Migration and generalization performance comparison of diffrent models with 80 samples.
Furthermore, we selected the task C→B for detailed analysis for the same reasons as in Case Study 1. Tables 8 –10 present precision, recall, and F1 score for this task. The data in these tables clearly demonstrate the excellent cross-domain generalization ability of the proposed model under limited data.

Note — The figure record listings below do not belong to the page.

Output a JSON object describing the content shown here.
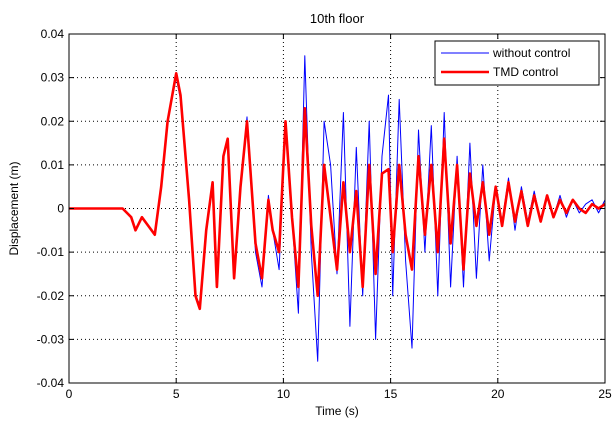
{
  "chart_data": {
    "type": "line",
    "title": "10th floor",
    "xlabel": "Time (s)",
    "ylabel": "Displacement (m)",
    "xlim": [
      0,
      25
    ],
    "ylim": [
      -0.04,
      0.04
    ],
    "xticks": [
      "0",
      "5",
      "10",
      "15",
      "20",
      "25"
    ],
    "yticks": [
      "-0.04",
      "-0.03",
      "-0.02",
      "-0.01",
      "0",
      "0.01",
      "0.02",
      "0.03",
      "0.04"
    ],
    "grid": true,
    "legend_position": "top-right",
    "series": [
      {
        "name": "without control",
        "color": "#0000ff",
        "x": [
          0,
          2.5,
          2.9,
          3.1,
          3.4,
          3.7,
          4.0,
          4.3,
          4.6,
          5.0,
          5.2,
          5.6,
          5.9,
          6.1,
          6.4,
          6.7,
          6.9,
          7.2,
          7.4,
          7.7,
          8.0,
          8.3,
          8.7,
          9.0,
          9.3,
          9.5,
          9.8,
          10.1,
          10.4,
          10.7,
          11.0,
          11.3,
          11.6,
          11.9,
          12.2,
          12.5,
          12.8,
          13.1,
          13.4,
          13.7,
          14.0,
          14.3,
          14.6,
          14.9,
          15.1,
          15.4,
          15.7,
          16.0,
          16.3,
          16.6,
          16.9,
          17.2,
          17.5,
          17.8,
          18.1,
          18.4,
          18.7,
          19.0,
          19.3,
          19.6,
          19.9,
          20.2,
          20.5,
          20.8,
          21.1,
          21.4,
          21.7,
          22.0,
          22.3,
          22.6,
          22.9,
          23.2,
          23.5,
          23.8,
          24.1,
          24.4,
          24.7,
          25.0
        ],
        "y": [
          0,
          0,
          -0.002,
          -0.005,
          -0.002,
          -0.004,
          -0.006,
          0.005,
          0.02,
          0.03,
          0.025,
          0.002,
          -0.02,
          -0.022,
          -0.005,
          0.006,
          -0.018,
          0.012,
          0.015,
          -0.015,
          0.005,
          0.021,
          -0.01,
          -0.018,
          0.003,
          -0.005,
          -0.014,
          0.02,
          -0.002,
          -0.024,
          0.035,
          -0.01,
          -0.035,
          0.02,
          0.01,
          -0.015,
          0.022,
          -0.027,
          0.014,
          -0.02,
          0.02,
          -0.03,
          0.012,
          0.026,
          -0.02,
          0.025,
          -0.012,
          -0.032,
          0.018,
          -0.01,
          0.019,
          -0.02,
          0.022,
          -0.018,
          0.012,
          -0.018,
          0.015,
          -0.016,
          0.01,
          -0.012,
          0.005,
          -0.003,
          0.007,
          -0.005,
          0.005,
          -0.003,
          0.004,
          -0.003,
          0.003,
          -0.002,
          0.003,
          -0.002,
          0.002,
          -0.001,
          0.001,
          0.002,
          -0.001,
          0.002
        ]
      },
      {
        "name": "TMD control",
        "color": "#ff0000",
        "x": [
          0,
          2.5,
          2.9,
          3.1,
          3.4,
          3.7,
          4.0,
          4.3,
          4.6,
          5.0,
          5.2,
          5.6,
          5.9,
          6.1,
          6.4,
          6.7,
          6.9,
          7.2,
          7.4,
          7.7,
          8.0,
          8.3,
          8.7,
          9.0,
          9.3,
          9.5,
          9.8,
          10.1,
          10.4,
          10.7,
          11.0,
          11.3,
          11.6,
          11.9,
          12.2,
          12.5,
          12.8,
          13.1,
          13.4,
          13.7,
          14.0,
          14.3,
          14.6,
          14.9,
          15.1,
          15.4,
          15.7,
          16.0,
          16.3,
          16.6,
          16.9,
          17.2,
          17.5,
          17.8,
          18.1,
          18.4,
          18.7,
          19.0,
          19.3,
          19.6,
          19.9,
          20.2,
          20.5,
          20.8,
          21.1,
          21.4,
          21.7,
          22.0,
          22.3,
          22.6,
          22.9,
          23.2,
          23.5,
          23.8,
          24.1,
          24.4,
          24.7,
          25.0
        ],
        "y": [
          0,
          0,
          -0.002,
          -0.005,
          -0.002,
          -0.004,
          -0.006,
          0.005,
          0.02,
          0.031,
          0.026,
          0.002,
          -0.02,
          -0.023,
          -0.005,
          0.006,
          -0.018,
          0.012,
          0.016,
          -0.016,
          0.005,
          0.02,
          -0.008,
          -0.016,
          0.002,
          -0.005,
          -0.01,
          0.02,
          -0.002,
          -0.018,
          0.023,
          -0.004,
          -0.02,
          0.01,
          -0.002,
          -0.014,
          0.006,
          -0.01,
          0.004,
          -0.018,
          0.01,
          -0.015,
          0.008,
          0.009,
          -0.01,
          0.01,
          -0.006,
          -0.014,
          0.012,
          -0.006,
          0.01,
          -0.01,
          0.016,
          -0.008,
          0.01,
          -0.014,
          0.008,
          -0.004,
          0.006,
          -0.006,
          0.005,
          -0.004,
          0.006,
          -0.003,
          0.004,
          -0.004,
          0.003,
          -0.003,
          0.003,
          -0.002,
          0.002,
          -0.001,
          0.002,
          0.0,
          -0.001,
          0.001,
          0.0,
          0.001
        ]
      }
    ]
  }
}
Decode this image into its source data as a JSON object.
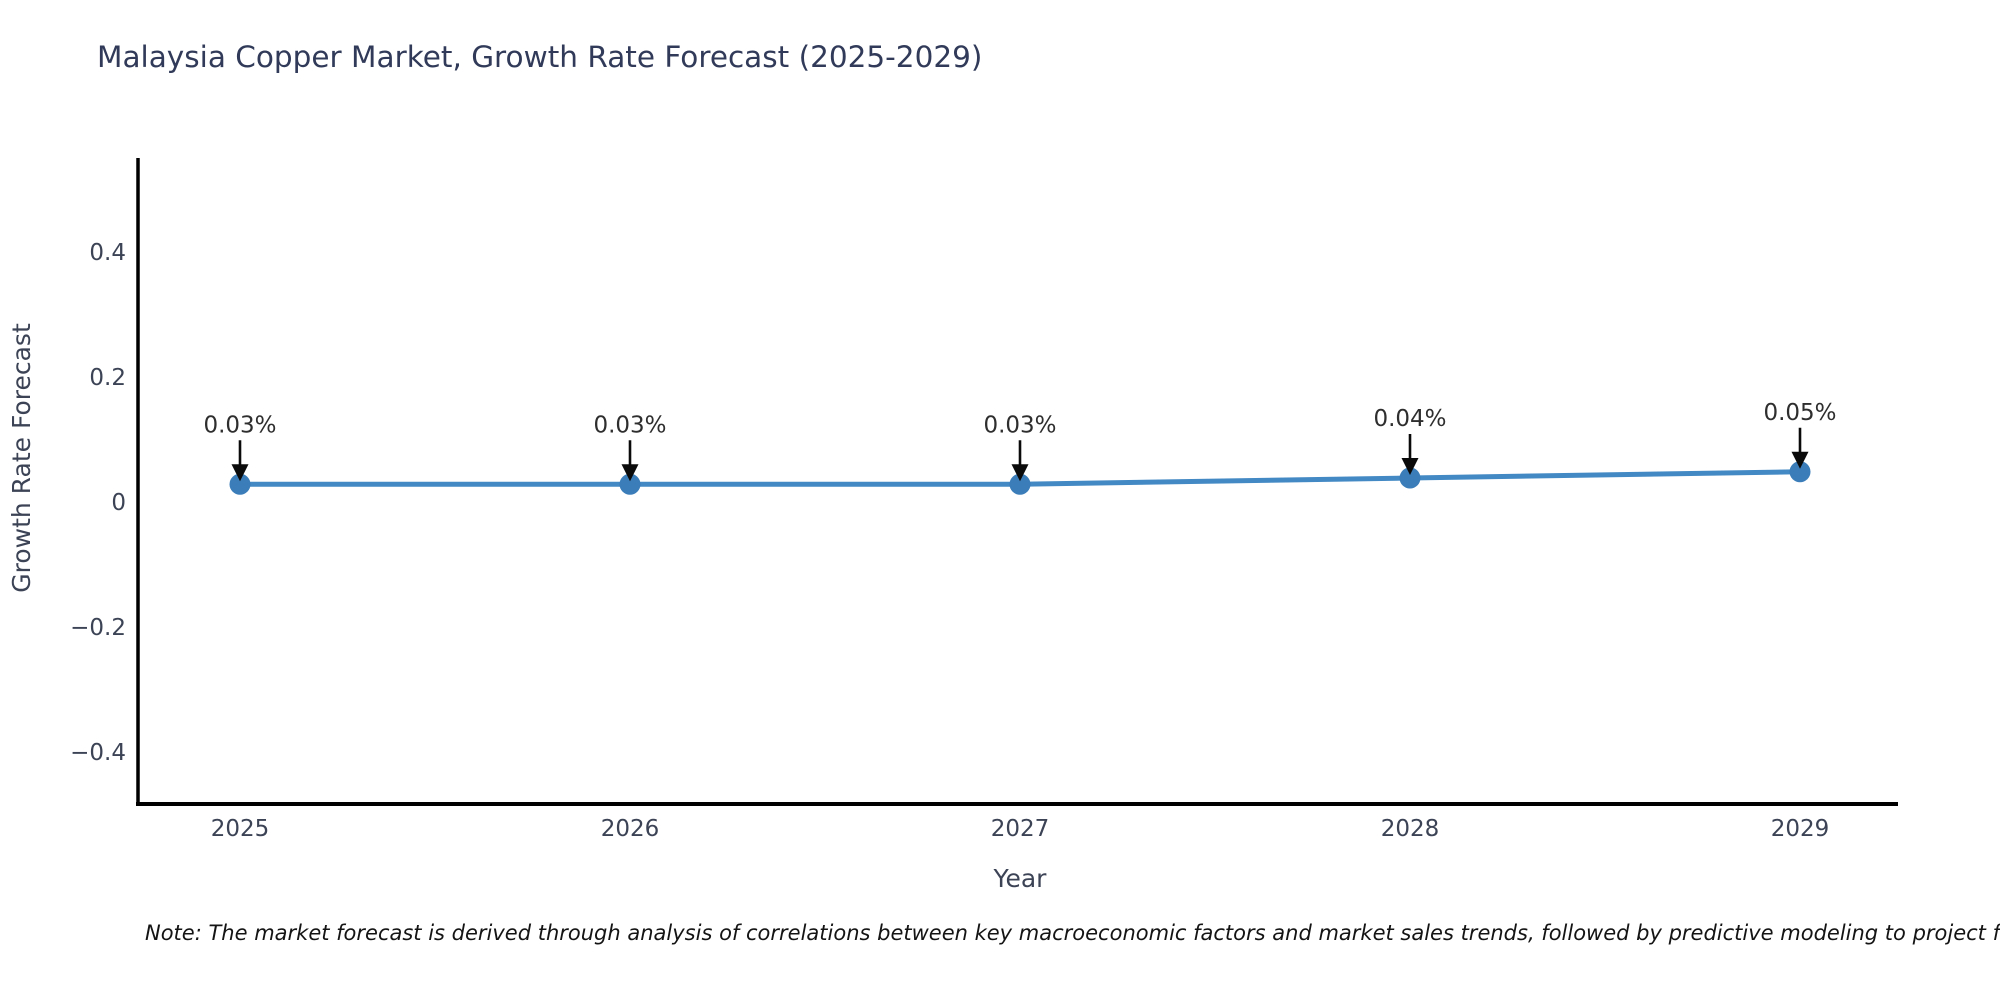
{
  "figure": {
    "note": "Note: The market forecast is derived through analysis of correlations between key macroeconomic factors and market sales trends, followed by predictive modeling to project future sa"
  },
  "chart_data": {
    "type": "line",
    "title": "Malaysia Copper Market, Growth Rate Forecast (2025-2029)",
    "xlabel": "Year",
    "ylabel": "Growth Rate Forecast",
    "categories": [
      "2025",
      "2026",
      "2027",
      "2028",
      "2029"
    ],
    "values": [
      0.03,
      0.03,
      0.03,
      0.04,
      0.05
    ],
    "point_labels": [
      "0.03%",
      "0.03%",
      "0.03%",
      "0.04%",
      "0.05%"
    ],
    "unit": "%",
    "ylim": [
      -0.48,
      0.55
    ],
    "yticks": [
      0.4,
      0.2,
      0,
      -0.2,
      -0.4
    ],
    "ytick_labels": [
      "0.4",
      "0.2",
      "0",
      "−0.2",
      "−0.4"
    ],
    "grid": false,
    "legend": "none",
    "annotation_style": "down-arrow",
    "colors": {
      "line": "#4389c4",
      "marker": "#3a7db9",
      "axis": "#000000",
      "tick_text": "#3b4355",
      "title_text": "#313b59",
      "annotation_text": "#2e2e2e",
      "arrow": "#0a0a0a",
      "note_text": "#141414",
      "background": "#ffffff"
    }
  }
}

Precision (%) comparison for cross-domain task C→B with 80 samples
Recall (%) comparison for cross-domain task C→B with 80 samples
F1 score (%) comparison for cross-domain task C→B with 80 samples
The Gaussian white noise with different Signal-to-Noise Ratios (SNR) was added to the samples in the CWRU dataset to evaluate the noise resistance of the proposed model. SNR represents the ratio of signal power to noise power and is typically expressed in decibels (dB). The smaller the SNR value, the stronger the noise and an SNR of 0 indicates that the signal and noise power are equal. This experiment used samples with SNR values of 0dB, 2dB, 4dB, 6dB, and 8dB to simulate vibration signals containing noise. The specific experimental results are shown in the Fig. 16.

Results of different models in a noise environment with 60 samples.
The figure indicates that DT-ACGAN consistently outperforms other models under limited sample conditions. Although this result does not necessarily indicate that the proposed model has the most substantial anti-interference ability, it demonstrates its excellent diagnostic ability in noisy environments.
The two major challenges faced by rolling bearing fault diagnosis based on vibration signals are limited data and changes in operating conditions. A novel Transformer based GAN is proposed in this article to address these issues. This article first designs a new window self-attention mechanism and then proposes the Dwin Transformer based on this mechanism to effectively extract the features of vibration signals. The Dwin Transformer can effectively adapt to changes in operating conditions. In addition, we have combined Dwin Transformer with ACGAN to propose DT-ACGAN to address the challenge of limited data. We present the experimental results showing that our method has better generalization ability in the limited data and cross-domain tasks compared with the existing approaches.
However, the proposed model still has some limitations. For example, the model’s input only uses one type of vibration signal in the time domain. We think that multimodality fusion is the future direction for the diagnosis of rolling bearing faults. We will combine different forms and types of signals for further research in the future.